I either go walking, go to a park, go driving, go to an empty parking lot or go in the bathroom.
Except when I go in the bathroom I always get accused of jacking off by my brothers.
“I know what you were doing. Did you have a good time?”

Bathroom.
I do my best thinking in the bath, and my best reading of non-fiction sat on the toilet. I’ve probably been known to sit on the toilet for 30 minutes.
In the ideal world, my thinking would be done in a deck-chair next to a large stream.

For small problems, various nooks and crannies on campus. There’s a wonderful little statue garden behind one of the buildings that’s very out of the way.

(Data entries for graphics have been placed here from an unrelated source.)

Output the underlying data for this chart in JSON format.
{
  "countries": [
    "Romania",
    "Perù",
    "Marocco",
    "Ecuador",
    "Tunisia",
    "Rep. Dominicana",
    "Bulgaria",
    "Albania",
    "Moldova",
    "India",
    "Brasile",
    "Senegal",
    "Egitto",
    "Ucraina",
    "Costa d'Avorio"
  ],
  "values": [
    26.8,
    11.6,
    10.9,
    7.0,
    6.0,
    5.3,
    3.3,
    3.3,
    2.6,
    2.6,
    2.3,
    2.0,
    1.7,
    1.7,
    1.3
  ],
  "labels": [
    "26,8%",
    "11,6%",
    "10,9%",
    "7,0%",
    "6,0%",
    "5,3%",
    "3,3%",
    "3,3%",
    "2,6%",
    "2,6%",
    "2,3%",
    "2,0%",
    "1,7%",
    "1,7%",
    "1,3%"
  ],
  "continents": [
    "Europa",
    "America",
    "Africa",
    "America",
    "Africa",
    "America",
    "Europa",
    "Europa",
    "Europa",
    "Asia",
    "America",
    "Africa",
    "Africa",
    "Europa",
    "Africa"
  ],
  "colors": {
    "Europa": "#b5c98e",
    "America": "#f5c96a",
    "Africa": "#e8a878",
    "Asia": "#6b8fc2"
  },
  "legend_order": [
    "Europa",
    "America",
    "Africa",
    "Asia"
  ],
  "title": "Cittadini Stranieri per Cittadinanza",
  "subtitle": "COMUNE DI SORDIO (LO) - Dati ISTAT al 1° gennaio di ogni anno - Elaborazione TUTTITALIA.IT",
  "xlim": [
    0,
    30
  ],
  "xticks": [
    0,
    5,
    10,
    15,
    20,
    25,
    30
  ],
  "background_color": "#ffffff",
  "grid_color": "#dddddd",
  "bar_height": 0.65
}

For things where I really need serious solitude, I take a twenty minute walk up to the peak right behind campus. Stunning view.

The shower. The warm water and the solitude of it all is very nice. And no one ever bothers you in the shower. It’s like, total me time.

A few years ago I went to this therapist that practiced this rapid-eye movement thing, where you would talk about something and the whole time you were looking at her finger going back and forth. It seems to allow you to process thoughts and feelings in a very efficient way. Since then, whenever I have heavy thinking to do, I do a jigsaw puzzle or go on a long drive. With both activities my eyes are constantly darting here and there and I’m allowed to really focus on my thoughts. Now that’s good thinking time right there, especially jigsaw puzzles.
With lighter thinking, the shower or washing dishes is good.

Work. :smiley:

I think all of the above. But best of all, walking around the city aimlessly helps me think.

Going to the library and trawling through microfilms of old papers from the 19th century. The sort of aimless mental wandering I like. When I’m looking for something specifically, it’s fun, but not as cool as the targetless trawling. I end up finding stuff, anyway.

Going to favourite beaches, and just look out to the sea. Things get pulled back into perspectove that way.

Best of luck to your bum.

I used to have it together when I took the bus. I had it all sorted out. These days I take a walk at night but I really need to move because this neighbourhood sucks.

Now I have to do my thinking as I go. Sometimes I wake up and don’t open my eyes right away, I just transition into worrying. Then I will suddenly think, this isn’t sleeping it’s lying here with your eyes closed. Then when I open my eyes I am very annoyed and confused.

Driving also. I only have a 15-minute commute, but that’s half hour every day to think.

If I have to carpool for any length of time, or can’t be alone in the car, I notice myself getting edgy and needing to think. Then I go for a walk.